I came across in a group of coins a coin from the Ku Klux Klan. the coin is marked 1866 in the middle, but due to that being when the Klan was founded, i have my very strong doubts that it is when this coin is from. it is marked with “one country, one flag, one language”. Can anyone help me with not only the value of this coin, but the history of it?
It being timed on today is purely coincidence. it is a day off from work, and as i’ve been busy all weekend, today is the first day i’ve been able to find time for this. just because it is in my possession does not mean that I agree with the nature of it, but please remember that it is history no matter if we like it or not. As a collector of many types of coins and tokens, i’m just wondering what year it might be from, and the value of it.
The only value it has is as a piece of history to hopefully teach people to learn from the past. Unfortunately it doesn't seem to be working.
would this be a piece to give to a museum? this is why i’m asking, as i genuinely have no clue what to do with it.
This info has a similar coin circa 1926. Yours should be from the same time period. http://atlantarelics.com/cgi-bin/Print_Item.asp?4591
Here is a good read, (for those with a open mind) . https://coinweek.com/us-coins/stone-mountain-birth-of-the-klan-half-dollar/
thank you for being an actual response to my question. i’ve seen this coin, but i can’t find anything about the one that i have. pieces of history like this have always intrigued me.
Destroying a token that embraced their ideology is not gonna make us repeat history, It leaves it in the past where it should die, and be buried. Not regurgitated even for enlightenment.
I suppose none of you guys own anything with Washington (slave owner), Jefferson (slave owner), Jackson (trail of tears) or Roosevelt (signed executive order #9066 authorizing the internment of tens of thousands of American citizens of Japanese ancestry.)
WOW!...radioactive subject, ya Think?
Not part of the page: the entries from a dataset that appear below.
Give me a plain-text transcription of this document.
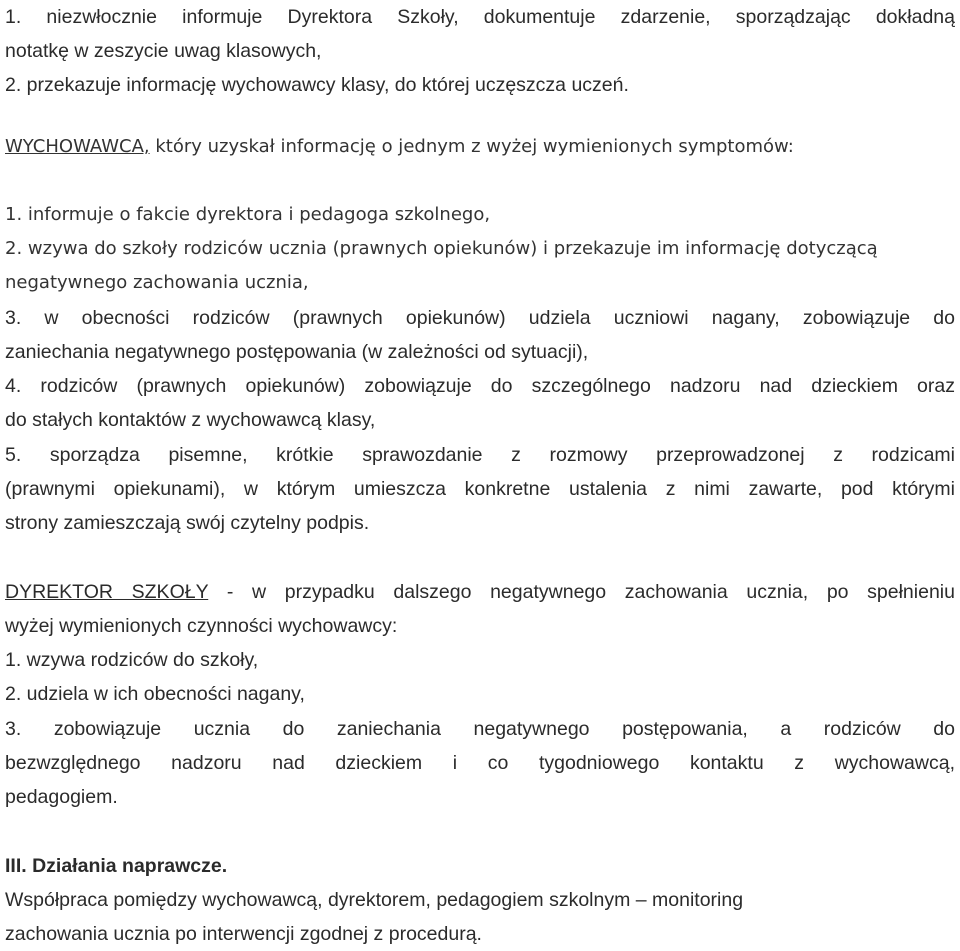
1. niezwłocznie informuje Dyrektora Szkoły, dokumentuje zdarzenie, sporządzając dokładną
notatkę w zeszycie uwag klasowych,
2. przekazuje informację wychowawcy klasy, do której uczęszcza uczeń.
WYCHOWAWCA, który uzyskał informację o jednym z wyżej wymienionych symptomów:
1. informuje o fakcie dyrektora i pedagoga szkolnego,
2. wzywa do szkoły rodziców ucznia (prawnych opiekunów) i przekazuje im informację dotyczącą
negatywnego zachowania ucznia,
3. w obecności rodziców (prawnych opiekunów) udziela uczniowi nagany, zobowiązuje do
zaniechania negatywnego postępowania (w zależności od sytuacji),
4. rodziców (prawnych opiekunów) zobowiązuje do szczególnego nadzoru nad dzieckiem oraz
do stałych kontaktów z wychowawcą klasy,
5. sporządza pisemne, krótkie sprawozdanie z rozmowy przeprowadzonej z rodzicami
(prawnymi opiekunami), w którym umieszcza konkretne ustalenia z nimi zawarte, pod którymi
strony zamieszczają swój czytelny podpis.
DYREKTOR SZKOŁY - w przypadku dalszego negatywnego zachowania ucznia, po spełnieniu
wyżej wymienionych czynności wychowawcy:
1. wzywa rodziców do szkoły,
2. udziela w ich obecności nagany,
3. zobowiązuje ucznia do zaniechania negatywnego postępowania, a rodziców do
bezwzględnego nadzoru nad dzieckiem i co tygodniowego kontaktu z wychowawcą,
pedagogiem.
III. Działania naprawcze.
Współpraca pomiędzy wychowawcą, dyrektorem, pedagogiem szkolnym – monitoring
zachowania ucznia po interwencji zgodnej z procedurą.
Coin Talk article's final paragraph pretty much sez it all: "So it is not hard to see why Stone Mountain became a shrine to Klansmen throughout the U.S.. Many members of the Confederate army and the original KKK were inextricably connected. However difficult it might be for present-day collectors to accept, historically it is almost impossible to separate the Klan from the concept, funding and creation of the Confederate memorial at Stone Mountain and its commemorative coin." Unfortunately, Taste is indisputable, J.T.
I am sorry, but I have a HUGE issue with anyone in this hobby advocating destroying an item. History is history. The item DID NOT DO IT. A silver coin with a Nazi symbol DID NOT do any negative things the Nazis did. I have a coin of Ghengis Khan. Should THAT be destroyed because he killed entire populations of cities who resisted him? The COIN did not do that, the man who is dead did that. Anyone advocating destroying any object just because of what what someone did is no more than old fashioned book burners. No OBJECT performed the acts you despise, just like no book wrote itself. Objects are objects. They should be preserved and used for education. If the OP had posted this item and praised its message, then I could see why people would get riled up, just like if I posted a Ghengis Khan coin and advocated treating people today like he did. The OP didn't. He posted an object about a group of people with despicable opinions, and I think today is a fine day to show what some people think and how they were wrong, and how MLK helped the country overcome such nonsense.
While I agree that all of those things were awful, I don't think any of them, with the exception of Jackson probably, existed for the sole purpose of "racial supremacy". But what do I know... I'm not a "Good Ole Boy"
Living in Texas we still have populations of Real Native Americans. You may find this factoid interesting: almost to a man (or women) they will not accept an 'Ol' Hickory' $20 Bill in trade. IMHO, That's perfectly understandable. Really OLD good ol' boy, J.T.
I wouldn't be surprised if the Jim Crow Museum of Racist Memorabilia in Big Rapids, Michigan already has a few of these tokens. Their tagline is "Using Objects of Intolerance to Teach Tolerance and Promote Social Justice." You could check with them on donations, but, as their homepage says, it sounds like donations of material have really increased recently.